The play was certainly entertaining. A number of songs and lyrics were catchy, and the idea of Alexander Hamilton and Thomas Jefferson engaging in a rap battle to determine the size and scope of a new national banking system is both bananas and brilliant.

But considering the diversity of the cast and the progressive blanket creator and star Lin-Manuel Miranda wraps around its central character, Hamilton disappointingly falls into a trap that ensnares most movies and shows about the American Revolution — an avoidance of slavery.

Other than one or two lines (including one zinger at Jefferson’s expense), the show largely avoids any discussion about the role slavery played in the formation of our county, despite three key characters — Jefferson, James Madison, and George Washington — all being slaveholders.

That’s not to say these men didn’t also do great things (in Jefferson’s case, of course, that includes the writing of the Declaration of the Independence a block away from my pre-COVID-19 office in Center City). But that complexity of their characters and any serious acknowledgment that the founding of the country was as much a struggle over slavery as the Civil War was notably absent from Hamilton’s woke musical flow.

Instead, the play is in many ways just a dressed-up version of the same story about our Founding Fathers we’ve been taught and told since we were kids. As historian Lyra Monteiro put it, “It’s still white history. And no amount of casting people of color disguises the fact that they’re erasing people of color from the actual narrative.”

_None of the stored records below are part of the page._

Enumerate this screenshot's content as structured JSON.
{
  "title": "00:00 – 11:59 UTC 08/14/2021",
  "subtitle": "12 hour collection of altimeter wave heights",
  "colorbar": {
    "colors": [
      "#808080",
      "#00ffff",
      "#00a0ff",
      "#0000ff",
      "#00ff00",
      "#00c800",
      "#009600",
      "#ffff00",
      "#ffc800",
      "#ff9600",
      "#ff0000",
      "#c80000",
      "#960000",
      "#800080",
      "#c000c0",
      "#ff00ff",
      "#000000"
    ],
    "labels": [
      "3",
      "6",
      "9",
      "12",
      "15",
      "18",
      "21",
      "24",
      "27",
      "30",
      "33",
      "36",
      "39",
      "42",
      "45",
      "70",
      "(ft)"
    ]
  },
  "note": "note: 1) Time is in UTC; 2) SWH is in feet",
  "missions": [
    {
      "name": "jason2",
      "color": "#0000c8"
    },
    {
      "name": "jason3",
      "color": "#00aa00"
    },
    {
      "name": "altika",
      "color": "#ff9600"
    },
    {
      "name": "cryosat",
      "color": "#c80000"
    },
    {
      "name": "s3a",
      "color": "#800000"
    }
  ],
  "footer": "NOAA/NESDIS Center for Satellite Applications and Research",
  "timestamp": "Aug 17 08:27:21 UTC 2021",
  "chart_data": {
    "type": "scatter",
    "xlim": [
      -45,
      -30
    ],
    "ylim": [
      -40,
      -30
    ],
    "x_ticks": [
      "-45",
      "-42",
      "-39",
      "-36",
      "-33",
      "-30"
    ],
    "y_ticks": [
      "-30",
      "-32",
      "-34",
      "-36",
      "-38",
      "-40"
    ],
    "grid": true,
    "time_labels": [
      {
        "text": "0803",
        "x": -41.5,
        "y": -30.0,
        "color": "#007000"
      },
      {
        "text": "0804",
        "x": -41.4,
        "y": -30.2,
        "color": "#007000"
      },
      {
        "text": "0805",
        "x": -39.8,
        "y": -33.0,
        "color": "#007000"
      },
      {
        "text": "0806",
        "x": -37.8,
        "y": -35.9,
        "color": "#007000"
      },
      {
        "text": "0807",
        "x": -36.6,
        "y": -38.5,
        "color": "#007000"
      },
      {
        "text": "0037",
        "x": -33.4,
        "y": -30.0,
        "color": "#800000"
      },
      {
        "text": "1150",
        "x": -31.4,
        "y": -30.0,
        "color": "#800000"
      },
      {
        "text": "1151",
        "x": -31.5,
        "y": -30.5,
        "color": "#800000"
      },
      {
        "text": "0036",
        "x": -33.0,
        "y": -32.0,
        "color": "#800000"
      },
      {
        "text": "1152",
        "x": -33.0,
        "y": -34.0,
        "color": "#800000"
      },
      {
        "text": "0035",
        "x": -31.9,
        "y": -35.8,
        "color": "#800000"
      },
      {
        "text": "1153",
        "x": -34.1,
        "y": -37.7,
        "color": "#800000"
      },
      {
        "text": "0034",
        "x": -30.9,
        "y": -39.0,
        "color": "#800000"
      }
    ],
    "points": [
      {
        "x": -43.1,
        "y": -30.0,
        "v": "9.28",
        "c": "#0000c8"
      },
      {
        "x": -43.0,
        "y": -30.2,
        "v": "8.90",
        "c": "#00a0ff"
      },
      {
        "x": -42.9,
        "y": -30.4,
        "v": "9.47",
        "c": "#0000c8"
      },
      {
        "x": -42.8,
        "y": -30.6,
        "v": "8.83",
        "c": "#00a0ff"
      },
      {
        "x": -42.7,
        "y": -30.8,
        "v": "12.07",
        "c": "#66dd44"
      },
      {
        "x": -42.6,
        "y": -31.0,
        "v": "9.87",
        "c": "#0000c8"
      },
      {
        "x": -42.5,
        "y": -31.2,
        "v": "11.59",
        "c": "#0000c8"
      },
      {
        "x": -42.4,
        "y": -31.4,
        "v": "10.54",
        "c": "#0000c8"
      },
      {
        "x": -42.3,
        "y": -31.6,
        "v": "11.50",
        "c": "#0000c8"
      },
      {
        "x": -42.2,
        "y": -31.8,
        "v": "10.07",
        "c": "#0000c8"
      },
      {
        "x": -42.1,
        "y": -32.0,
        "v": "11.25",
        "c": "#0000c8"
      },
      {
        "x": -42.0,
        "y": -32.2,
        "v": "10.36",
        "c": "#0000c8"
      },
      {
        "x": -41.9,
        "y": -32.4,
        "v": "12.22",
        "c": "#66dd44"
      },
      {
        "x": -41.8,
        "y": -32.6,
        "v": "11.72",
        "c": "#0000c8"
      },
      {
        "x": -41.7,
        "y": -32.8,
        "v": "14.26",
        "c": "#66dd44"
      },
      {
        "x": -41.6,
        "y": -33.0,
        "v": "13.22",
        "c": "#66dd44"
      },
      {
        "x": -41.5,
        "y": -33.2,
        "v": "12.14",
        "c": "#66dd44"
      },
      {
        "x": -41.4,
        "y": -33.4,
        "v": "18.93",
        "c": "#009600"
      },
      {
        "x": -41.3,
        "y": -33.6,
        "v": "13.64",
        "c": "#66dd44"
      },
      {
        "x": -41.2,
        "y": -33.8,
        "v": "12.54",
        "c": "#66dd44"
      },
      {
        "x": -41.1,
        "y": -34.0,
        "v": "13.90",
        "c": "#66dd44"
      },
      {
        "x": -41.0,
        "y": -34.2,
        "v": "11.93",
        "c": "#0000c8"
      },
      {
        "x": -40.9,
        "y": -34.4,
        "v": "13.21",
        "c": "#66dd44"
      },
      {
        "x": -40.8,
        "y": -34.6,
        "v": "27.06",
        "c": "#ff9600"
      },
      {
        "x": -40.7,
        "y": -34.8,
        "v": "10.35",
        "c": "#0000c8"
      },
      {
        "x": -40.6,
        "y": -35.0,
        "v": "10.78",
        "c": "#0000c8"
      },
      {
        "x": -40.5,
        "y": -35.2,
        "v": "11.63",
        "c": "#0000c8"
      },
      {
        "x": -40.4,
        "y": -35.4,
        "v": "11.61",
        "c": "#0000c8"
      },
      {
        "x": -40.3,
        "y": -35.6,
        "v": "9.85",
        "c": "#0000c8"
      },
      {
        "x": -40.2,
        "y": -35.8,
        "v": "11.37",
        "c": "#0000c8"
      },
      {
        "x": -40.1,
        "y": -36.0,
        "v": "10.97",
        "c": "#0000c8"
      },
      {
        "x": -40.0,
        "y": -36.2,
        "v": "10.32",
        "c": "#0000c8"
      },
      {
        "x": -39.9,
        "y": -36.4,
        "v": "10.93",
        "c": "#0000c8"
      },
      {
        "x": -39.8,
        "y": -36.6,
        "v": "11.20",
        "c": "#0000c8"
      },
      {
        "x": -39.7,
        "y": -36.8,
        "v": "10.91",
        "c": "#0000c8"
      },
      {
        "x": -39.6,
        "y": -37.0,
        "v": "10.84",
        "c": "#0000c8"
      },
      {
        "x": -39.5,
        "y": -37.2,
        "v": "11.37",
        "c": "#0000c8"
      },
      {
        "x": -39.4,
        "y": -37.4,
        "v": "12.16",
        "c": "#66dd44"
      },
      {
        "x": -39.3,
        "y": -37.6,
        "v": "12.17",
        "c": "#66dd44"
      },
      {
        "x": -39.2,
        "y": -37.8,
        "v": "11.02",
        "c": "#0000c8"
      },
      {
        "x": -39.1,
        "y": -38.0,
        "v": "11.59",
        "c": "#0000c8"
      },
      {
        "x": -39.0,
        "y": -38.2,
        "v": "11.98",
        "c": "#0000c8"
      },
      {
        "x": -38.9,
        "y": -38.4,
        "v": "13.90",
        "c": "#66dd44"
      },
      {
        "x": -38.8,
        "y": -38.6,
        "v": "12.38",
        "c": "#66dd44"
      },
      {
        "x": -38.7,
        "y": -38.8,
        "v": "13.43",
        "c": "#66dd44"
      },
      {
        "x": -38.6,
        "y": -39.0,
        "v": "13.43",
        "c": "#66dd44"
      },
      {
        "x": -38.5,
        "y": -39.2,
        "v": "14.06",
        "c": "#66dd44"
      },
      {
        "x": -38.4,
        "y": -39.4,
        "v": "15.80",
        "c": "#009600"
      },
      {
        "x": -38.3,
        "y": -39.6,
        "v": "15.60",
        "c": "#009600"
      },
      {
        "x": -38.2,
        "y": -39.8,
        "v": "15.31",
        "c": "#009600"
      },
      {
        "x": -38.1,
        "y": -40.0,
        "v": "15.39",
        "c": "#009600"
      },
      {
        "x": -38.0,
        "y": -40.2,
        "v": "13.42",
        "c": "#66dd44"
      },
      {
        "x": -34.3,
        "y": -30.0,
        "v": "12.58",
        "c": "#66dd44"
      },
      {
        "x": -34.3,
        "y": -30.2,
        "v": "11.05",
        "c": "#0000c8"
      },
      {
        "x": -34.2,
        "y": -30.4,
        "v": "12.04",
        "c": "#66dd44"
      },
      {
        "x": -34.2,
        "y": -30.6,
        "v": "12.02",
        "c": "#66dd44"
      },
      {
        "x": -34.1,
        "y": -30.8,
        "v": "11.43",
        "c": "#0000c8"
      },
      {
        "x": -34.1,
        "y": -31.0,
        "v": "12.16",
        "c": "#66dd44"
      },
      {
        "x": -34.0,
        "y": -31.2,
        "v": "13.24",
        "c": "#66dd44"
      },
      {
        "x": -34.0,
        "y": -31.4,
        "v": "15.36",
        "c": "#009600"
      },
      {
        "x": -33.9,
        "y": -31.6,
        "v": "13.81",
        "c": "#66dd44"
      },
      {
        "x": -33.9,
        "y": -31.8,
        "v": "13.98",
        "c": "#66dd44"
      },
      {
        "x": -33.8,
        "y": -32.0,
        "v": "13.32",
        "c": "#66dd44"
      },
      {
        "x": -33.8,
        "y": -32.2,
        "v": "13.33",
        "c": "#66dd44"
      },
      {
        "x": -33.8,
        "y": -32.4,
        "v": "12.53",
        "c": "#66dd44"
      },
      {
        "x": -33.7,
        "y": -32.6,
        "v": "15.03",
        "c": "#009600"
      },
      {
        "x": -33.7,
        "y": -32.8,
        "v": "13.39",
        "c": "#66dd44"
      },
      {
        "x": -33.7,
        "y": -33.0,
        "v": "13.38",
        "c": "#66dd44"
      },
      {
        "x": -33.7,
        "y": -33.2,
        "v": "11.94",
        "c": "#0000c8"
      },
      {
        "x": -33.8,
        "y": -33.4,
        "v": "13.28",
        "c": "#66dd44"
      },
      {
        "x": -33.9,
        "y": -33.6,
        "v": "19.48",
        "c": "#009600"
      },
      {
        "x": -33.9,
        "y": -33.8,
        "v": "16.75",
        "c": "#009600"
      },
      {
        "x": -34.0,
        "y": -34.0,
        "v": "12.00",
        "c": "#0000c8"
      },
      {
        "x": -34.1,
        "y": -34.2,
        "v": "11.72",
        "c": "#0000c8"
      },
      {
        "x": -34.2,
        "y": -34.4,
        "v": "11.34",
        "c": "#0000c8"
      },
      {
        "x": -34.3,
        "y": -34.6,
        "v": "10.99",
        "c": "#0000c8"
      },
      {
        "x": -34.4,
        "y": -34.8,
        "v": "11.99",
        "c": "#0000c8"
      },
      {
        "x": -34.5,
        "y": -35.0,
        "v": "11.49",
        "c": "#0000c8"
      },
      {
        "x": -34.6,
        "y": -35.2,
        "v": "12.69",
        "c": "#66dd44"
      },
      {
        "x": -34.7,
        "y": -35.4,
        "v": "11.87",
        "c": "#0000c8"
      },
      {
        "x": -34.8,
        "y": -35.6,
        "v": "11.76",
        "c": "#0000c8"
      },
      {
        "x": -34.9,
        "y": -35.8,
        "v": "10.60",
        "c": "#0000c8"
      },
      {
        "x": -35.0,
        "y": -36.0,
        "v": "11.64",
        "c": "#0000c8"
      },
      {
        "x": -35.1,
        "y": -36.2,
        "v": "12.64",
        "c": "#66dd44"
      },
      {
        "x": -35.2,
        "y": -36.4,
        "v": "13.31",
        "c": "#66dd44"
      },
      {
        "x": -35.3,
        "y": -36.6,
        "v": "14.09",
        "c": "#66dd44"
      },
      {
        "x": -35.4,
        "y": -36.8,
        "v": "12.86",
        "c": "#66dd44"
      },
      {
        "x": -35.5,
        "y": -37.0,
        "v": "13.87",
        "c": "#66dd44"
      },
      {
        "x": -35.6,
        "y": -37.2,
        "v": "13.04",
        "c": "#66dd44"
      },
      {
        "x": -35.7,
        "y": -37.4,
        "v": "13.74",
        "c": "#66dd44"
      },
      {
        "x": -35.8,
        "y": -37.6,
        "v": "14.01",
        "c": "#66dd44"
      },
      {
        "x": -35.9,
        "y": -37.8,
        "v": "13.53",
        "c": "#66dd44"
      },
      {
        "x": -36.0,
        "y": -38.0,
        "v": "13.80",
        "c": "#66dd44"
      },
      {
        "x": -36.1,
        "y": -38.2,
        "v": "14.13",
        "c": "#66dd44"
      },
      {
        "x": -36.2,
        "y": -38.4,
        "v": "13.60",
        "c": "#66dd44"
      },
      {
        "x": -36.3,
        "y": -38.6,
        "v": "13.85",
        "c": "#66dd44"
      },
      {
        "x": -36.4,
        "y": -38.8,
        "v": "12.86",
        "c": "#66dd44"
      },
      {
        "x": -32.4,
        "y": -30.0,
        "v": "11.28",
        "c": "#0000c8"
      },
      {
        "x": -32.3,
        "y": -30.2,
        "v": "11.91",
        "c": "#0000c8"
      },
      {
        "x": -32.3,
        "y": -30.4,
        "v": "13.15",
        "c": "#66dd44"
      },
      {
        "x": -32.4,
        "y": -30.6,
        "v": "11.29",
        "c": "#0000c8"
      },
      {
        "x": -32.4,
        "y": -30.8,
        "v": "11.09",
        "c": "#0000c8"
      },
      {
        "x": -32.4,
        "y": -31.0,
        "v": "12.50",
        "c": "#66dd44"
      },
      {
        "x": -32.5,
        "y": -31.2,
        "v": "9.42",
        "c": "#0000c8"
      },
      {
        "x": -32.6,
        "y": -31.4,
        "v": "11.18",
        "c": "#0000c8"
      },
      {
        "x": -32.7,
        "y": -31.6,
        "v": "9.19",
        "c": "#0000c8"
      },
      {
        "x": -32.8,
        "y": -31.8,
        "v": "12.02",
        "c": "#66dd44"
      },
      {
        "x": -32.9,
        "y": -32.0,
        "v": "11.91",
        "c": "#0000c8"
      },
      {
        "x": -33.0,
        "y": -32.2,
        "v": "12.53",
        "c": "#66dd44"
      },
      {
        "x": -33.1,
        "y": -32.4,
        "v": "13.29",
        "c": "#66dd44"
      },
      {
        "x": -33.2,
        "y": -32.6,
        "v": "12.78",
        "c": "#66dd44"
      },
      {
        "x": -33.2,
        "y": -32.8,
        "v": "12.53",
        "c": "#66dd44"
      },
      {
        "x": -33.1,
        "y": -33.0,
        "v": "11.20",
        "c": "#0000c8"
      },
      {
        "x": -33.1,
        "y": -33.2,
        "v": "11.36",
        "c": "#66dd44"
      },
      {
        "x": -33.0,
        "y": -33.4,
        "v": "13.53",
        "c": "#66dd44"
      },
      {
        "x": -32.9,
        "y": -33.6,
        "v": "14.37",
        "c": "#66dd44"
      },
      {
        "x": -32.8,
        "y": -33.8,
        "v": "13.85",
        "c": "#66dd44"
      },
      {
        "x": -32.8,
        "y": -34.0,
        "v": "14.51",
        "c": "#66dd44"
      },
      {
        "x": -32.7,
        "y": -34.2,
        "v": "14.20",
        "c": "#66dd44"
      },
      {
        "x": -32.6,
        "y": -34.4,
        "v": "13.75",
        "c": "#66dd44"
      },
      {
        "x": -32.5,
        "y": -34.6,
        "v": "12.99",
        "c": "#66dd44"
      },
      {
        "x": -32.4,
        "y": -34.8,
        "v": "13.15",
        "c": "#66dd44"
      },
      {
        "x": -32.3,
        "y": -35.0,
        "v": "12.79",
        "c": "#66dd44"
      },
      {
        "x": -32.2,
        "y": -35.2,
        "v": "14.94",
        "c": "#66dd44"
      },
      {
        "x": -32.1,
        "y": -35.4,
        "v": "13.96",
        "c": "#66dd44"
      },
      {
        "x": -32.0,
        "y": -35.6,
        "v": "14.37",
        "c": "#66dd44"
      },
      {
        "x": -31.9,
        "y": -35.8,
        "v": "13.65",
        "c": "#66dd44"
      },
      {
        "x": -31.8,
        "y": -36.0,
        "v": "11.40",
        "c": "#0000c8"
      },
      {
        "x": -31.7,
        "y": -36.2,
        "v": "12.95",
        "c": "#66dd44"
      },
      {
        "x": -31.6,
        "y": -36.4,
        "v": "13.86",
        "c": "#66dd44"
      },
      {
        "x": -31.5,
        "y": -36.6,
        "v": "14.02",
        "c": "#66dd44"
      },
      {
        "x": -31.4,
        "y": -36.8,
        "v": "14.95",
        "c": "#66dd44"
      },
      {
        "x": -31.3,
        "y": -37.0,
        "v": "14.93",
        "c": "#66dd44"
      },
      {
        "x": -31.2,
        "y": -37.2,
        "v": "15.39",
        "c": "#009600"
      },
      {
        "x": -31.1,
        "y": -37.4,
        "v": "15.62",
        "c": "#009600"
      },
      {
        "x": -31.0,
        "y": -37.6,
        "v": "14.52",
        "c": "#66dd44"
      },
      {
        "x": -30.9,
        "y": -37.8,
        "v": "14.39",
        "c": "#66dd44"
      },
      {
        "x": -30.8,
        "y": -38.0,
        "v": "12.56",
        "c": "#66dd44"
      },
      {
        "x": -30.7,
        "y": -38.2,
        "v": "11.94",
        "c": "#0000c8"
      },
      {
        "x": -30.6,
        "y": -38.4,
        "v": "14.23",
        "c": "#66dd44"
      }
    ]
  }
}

To his credit, Miranda is very welcoming to criticism of his award-winning play. “All of the criticism are valid,” he wrote on Twitter this week in response writer Tracy Clayton, who complained the play lacked more context about Hamilton and slavery.

Apparently, Miranda had written a third rap battle scene involving Jefferson and Hamilton about slavery that he cut due to time. Reading the scene, I can see why it was nixed — it basically goes nowhere, since it would take the Civil War to end slavery, and another 100 years to grant civil rights to Black people in the South. But that’s also the point, and some acknowledgement of that complexity rather than ignoring it entirely would have lived up to Washington’s intimidating line to Hamilton in the musical: “History has its eyes on you.”